De manière audacieuse, Leblanc et sa coscénariste Judith Baribeau abordent des sujets controversés et tristement d’actualité tels que les abus sexuels, les abus de pouvoirs, la solidarité hypocrite, la méfiance de l’étranger et le racisme ordinaire. Certains de ces thèmes sont abordés avec plus de subtilité et de justesse que d’autres. Les enjeux d’abus sexuel sont explorés avec davantage de finesse que ceux liés au racisme notamment, insérés de manière plus facile.

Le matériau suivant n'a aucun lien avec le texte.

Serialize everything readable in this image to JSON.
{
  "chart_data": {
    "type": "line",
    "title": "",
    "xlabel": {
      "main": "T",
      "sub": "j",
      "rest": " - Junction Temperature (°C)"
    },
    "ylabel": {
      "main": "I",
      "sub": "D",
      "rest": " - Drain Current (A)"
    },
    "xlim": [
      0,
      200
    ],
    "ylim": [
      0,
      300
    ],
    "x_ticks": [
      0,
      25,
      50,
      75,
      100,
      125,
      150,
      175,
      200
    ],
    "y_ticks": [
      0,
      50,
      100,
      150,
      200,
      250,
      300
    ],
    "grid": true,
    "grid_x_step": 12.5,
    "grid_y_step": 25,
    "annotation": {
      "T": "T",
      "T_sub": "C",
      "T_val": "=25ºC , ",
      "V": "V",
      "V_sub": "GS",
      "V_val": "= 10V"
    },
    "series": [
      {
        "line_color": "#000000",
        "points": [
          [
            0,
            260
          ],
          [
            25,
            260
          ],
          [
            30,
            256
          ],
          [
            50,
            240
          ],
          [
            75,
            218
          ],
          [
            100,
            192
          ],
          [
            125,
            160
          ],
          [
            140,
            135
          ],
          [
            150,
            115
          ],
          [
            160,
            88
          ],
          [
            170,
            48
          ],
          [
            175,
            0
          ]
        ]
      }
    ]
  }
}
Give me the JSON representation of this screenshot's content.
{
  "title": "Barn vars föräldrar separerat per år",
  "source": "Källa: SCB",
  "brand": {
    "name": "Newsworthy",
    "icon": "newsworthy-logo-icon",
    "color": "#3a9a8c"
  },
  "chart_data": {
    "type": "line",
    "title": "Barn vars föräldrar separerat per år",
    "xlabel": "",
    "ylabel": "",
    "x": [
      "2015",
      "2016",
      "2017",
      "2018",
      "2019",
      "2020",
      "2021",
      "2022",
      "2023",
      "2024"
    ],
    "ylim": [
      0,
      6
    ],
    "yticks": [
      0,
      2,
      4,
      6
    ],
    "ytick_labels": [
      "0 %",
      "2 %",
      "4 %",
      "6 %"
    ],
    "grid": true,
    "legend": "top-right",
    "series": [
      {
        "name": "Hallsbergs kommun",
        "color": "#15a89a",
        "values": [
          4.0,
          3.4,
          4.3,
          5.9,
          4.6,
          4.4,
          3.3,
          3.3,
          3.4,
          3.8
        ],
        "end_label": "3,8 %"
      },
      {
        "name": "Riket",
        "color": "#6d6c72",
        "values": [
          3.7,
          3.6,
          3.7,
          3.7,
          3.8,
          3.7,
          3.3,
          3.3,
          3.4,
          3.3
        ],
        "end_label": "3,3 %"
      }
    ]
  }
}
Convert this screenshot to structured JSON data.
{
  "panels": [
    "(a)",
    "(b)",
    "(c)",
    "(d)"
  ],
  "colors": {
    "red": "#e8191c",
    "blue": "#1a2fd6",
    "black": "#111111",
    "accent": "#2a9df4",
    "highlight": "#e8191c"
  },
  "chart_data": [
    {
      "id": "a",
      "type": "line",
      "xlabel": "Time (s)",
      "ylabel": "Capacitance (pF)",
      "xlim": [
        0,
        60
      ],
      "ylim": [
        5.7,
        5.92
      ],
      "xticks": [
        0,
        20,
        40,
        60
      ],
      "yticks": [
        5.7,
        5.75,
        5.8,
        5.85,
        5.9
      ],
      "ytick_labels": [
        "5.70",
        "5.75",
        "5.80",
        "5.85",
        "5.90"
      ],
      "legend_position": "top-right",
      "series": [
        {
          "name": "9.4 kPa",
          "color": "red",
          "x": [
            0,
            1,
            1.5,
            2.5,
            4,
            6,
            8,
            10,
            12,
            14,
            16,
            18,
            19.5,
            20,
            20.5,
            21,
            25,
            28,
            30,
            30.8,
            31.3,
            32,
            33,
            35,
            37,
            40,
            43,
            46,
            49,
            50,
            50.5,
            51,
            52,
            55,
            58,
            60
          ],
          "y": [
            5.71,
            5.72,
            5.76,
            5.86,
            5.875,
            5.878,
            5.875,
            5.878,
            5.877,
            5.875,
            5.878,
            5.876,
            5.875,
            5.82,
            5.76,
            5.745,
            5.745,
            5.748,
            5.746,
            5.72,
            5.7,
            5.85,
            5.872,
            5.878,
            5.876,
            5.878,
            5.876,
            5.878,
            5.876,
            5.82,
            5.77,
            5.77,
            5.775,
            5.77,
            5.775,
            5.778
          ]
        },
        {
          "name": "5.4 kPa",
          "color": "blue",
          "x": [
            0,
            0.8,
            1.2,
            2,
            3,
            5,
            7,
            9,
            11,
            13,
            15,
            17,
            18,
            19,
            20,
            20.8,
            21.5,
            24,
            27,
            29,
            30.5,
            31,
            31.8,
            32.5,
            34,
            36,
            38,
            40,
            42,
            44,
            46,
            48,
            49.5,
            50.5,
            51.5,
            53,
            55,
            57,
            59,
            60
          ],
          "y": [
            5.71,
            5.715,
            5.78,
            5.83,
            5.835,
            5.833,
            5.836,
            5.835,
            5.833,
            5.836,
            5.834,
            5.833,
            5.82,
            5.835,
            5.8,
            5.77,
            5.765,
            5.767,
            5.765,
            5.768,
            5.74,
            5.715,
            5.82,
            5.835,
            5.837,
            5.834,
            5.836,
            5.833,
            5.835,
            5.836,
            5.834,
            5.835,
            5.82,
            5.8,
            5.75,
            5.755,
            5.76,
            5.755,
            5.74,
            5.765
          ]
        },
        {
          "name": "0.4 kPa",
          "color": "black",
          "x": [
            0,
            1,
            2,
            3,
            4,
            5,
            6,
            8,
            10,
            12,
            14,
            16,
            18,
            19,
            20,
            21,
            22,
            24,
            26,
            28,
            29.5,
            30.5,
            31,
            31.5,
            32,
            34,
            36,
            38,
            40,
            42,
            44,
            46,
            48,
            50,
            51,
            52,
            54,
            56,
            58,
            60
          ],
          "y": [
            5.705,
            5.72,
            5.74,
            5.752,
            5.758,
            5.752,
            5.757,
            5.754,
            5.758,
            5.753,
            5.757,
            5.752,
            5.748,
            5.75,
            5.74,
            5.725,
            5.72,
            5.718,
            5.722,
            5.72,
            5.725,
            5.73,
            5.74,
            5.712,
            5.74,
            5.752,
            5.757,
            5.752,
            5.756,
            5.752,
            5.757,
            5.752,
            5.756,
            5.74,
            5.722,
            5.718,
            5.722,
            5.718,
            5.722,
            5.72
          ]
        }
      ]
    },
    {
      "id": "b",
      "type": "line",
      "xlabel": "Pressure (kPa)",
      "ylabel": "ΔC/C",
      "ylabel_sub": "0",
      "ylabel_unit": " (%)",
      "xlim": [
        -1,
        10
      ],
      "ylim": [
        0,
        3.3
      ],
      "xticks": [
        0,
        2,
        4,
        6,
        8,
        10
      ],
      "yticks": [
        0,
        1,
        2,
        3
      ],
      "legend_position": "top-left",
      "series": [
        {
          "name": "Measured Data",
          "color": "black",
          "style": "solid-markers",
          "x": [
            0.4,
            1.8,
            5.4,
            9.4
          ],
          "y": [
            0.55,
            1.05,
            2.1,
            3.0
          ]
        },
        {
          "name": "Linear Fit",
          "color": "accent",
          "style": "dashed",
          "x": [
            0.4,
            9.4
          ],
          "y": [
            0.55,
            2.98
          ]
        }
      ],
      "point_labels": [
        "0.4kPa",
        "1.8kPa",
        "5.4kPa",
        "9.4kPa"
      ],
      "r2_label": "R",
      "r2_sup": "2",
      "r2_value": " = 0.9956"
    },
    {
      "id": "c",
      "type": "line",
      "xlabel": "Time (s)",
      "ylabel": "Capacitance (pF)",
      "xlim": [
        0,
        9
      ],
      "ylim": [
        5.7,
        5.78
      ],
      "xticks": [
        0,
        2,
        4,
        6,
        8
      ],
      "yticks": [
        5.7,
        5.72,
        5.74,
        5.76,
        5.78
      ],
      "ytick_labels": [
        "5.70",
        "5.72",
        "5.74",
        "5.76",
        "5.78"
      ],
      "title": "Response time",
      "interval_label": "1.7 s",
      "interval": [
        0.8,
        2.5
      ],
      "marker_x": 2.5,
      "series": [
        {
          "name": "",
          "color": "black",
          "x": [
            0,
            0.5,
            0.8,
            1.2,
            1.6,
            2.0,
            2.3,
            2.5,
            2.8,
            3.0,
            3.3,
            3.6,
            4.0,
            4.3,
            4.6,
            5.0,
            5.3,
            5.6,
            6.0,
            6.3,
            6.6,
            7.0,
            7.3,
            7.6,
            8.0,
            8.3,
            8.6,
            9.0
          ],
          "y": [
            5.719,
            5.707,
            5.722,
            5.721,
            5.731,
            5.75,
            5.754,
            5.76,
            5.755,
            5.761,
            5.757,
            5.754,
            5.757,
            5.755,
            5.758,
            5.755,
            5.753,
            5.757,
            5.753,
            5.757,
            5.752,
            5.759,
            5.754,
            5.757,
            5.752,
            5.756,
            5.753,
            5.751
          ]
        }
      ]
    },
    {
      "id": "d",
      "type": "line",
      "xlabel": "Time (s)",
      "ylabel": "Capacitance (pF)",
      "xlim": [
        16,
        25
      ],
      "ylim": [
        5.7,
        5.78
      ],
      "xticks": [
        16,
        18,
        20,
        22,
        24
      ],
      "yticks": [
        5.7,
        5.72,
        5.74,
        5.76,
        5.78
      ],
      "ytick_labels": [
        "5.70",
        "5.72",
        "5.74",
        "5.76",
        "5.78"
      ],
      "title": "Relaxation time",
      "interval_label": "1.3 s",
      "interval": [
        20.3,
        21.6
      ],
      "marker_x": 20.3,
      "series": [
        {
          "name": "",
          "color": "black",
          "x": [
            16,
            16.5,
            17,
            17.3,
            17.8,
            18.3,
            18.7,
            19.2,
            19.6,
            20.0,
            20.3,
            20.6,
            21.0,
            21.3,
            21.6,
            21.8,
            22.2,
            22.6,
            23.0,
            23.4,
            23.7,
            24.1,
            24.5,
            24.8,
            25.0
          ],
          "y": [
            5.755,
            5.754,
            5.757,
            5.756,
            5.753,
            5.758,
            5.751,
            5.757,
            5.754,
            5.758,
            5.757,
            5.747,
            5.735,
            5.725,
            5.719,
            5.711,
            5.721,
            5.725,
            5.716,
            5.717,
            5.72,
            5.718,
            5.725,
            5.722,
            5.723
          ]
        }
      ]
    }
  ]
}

À l’instar de la jeune Émilie Bierre, les autres interprètes participent à la véracité du film. Marianne Farley capture bien la détresse et la frustration de la mère qui n’arrive pas à comprendre sa fille. Judith Baribeau joue tout en vulnérabilité le rôle de la femme délaissée par son mari et qui refuse la condamnation de son fils adoptif par un tribunal populaire. Paul Doucet s’acquitte également avec brio d’un rôle très difficile.

Ces puissantes interprétations font oublier quelques invraisemblances dans le scénario par ailleurs tout en sobriété qui évite de prendre le chemin facile pour emprunter des routes plus inconfortables qui confrontent le spectateur et le mènent à de douloureuses réflexions sur nos responsabilités.